Study: concussion symptoms linger twice as long for adolescent girls
Adolescent female athletes suffer concussion symptoms twice as long as their male counterparts, according to a new study in The Journal of the American Osteopathic Association.
Researchers found the extended recovery period may be due to underlying conditions including migraines, depression, anxiety and stress.
The research analyzed the medical records of 110 male and 102 female athletes, ages 11 to 18, with first-time concussion diagnoses. The median duration of symptoms was 11 days for boys and 28 days for girls.
The data also showed that symptoms resolved within three weeks for 75 percent of boys, compared to 42 percent of girls.
"These findings confirm what many in sports medicine have believed for some time," said lead researcher Dr. John Neidecker, a sports concussion specialist in Raleigh, N.C. "It highlights the need to take a whole person approach to managing concussions, looking beyond the injury to understand the mental and emotional impacts on recovery when symptoms persist."
Prior research has shown that concussions exacerbate some pre-existing conditions, including headaches, depression, anxiety and stress, all of which are more prevalent in girls and mirror hallmark concussion symptoms, according to a consensus statement from the 5th International Conference on Concussion.
Treating the right condition
Understanding the overlap of symptoms means physicians must be skilled at eliciting patient history to get a full understanding of factors that might complicate recovery.
"Often in this age range, issues like migraines, depression and anxiety have not yet been diagnosed," said Neidecker. "So, if I ask a patient whether they have one of these conditions, they're likely to say 'No'. But when I ask about their experiences, I get a much clearer picture."
Neidecker gives an example of a patient with no history of migraines who admitted experiencing weekly headaches prior to the head injury. She thought the headaches were normal, but in fact the patient was suffering from migraines.
He uses a similar approach to uncovering anxiety, mental stress and depression, and says diagnosis is tricky because adolescence is inherently emotional and stressful. To better understand the patient, he recommends asking young athletes whether they are hard on themselves or feel bad about not performing their best.

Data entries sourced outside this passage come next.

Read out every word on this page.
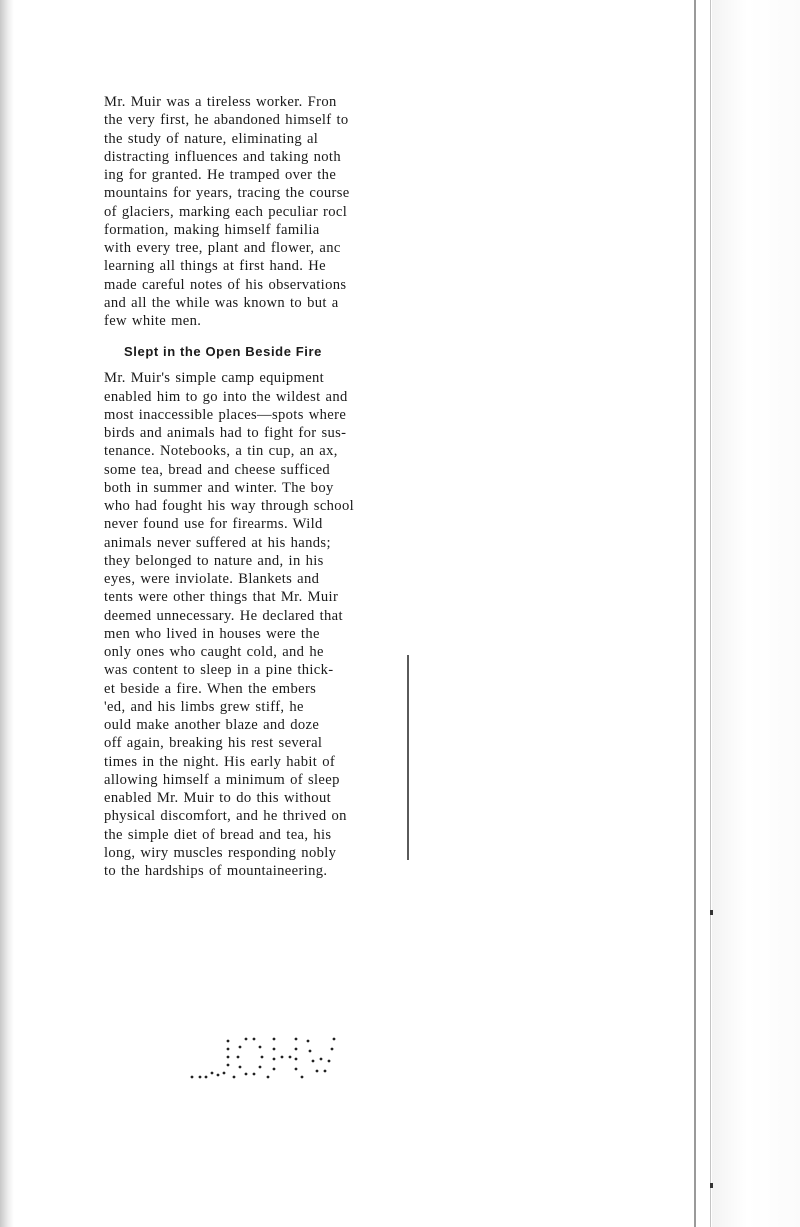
Mr. Muir was a tireless worker. Fron
the very first, he abandoned himself to
the study of nature, eliminating al
distracting influences and taking noth
ing for granted. He tramped over the
mountains for years, tracing the course
of glaciers, marking each peculiar rocl
formation, making himself familia
with every tree, plant and flower, anc
learning all things at first hand. He
made careful notes of his observations
and all the while was known to but a
few white men.

Slept in the Open Beside Fire

Mr. Muir's simple camp equipment
enabled him to go into the wildest and
most inaccessible places—spots where
birds and animals had to fight for sus-
tenance. Notebooks, a tin cup, an ax,
some tea, bread and cheese sufficed
both in summer and winter. The boy
who had fought his way through school
never found use for firearms. Wild
animals never suffered at his hands;
they belonged to nature and, in his
eyes, were inviolate. Blankets and
tents were other things that Mr. Muir
deemed unnecessary. He declared that
men who lived in houses were the
only ones who caught cold, and he
was content to sleep in a pine thick-
et beside a fire. When the embers
'ed, and his limbs grew stiff, he
ould make another blaze and doze
off again, breaking his rest several
times in the night. His early habit of
allowing himself a minimum of sleep
enabled Mr. Muir to do this without
physical discomfort, and he thrived on
the simple diet of bread and tea, his
long, wiry muscles responding nobly
to the hardships of mountaineering.

JOHN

Patients with Type A personality traits typically have a baseline level of stress about the need to perform and become more stressed when they cannot, Neidecker explained. Losing the physical outlet of sport for managing their stress compounds the issue during the recovery period.
"It can really become a vicious cycle for some of these kids," Neidecker said. "Uncovering and addressing any underlying conditions gets them back on the field faster and ultimately helps them be healthier and happier in the future."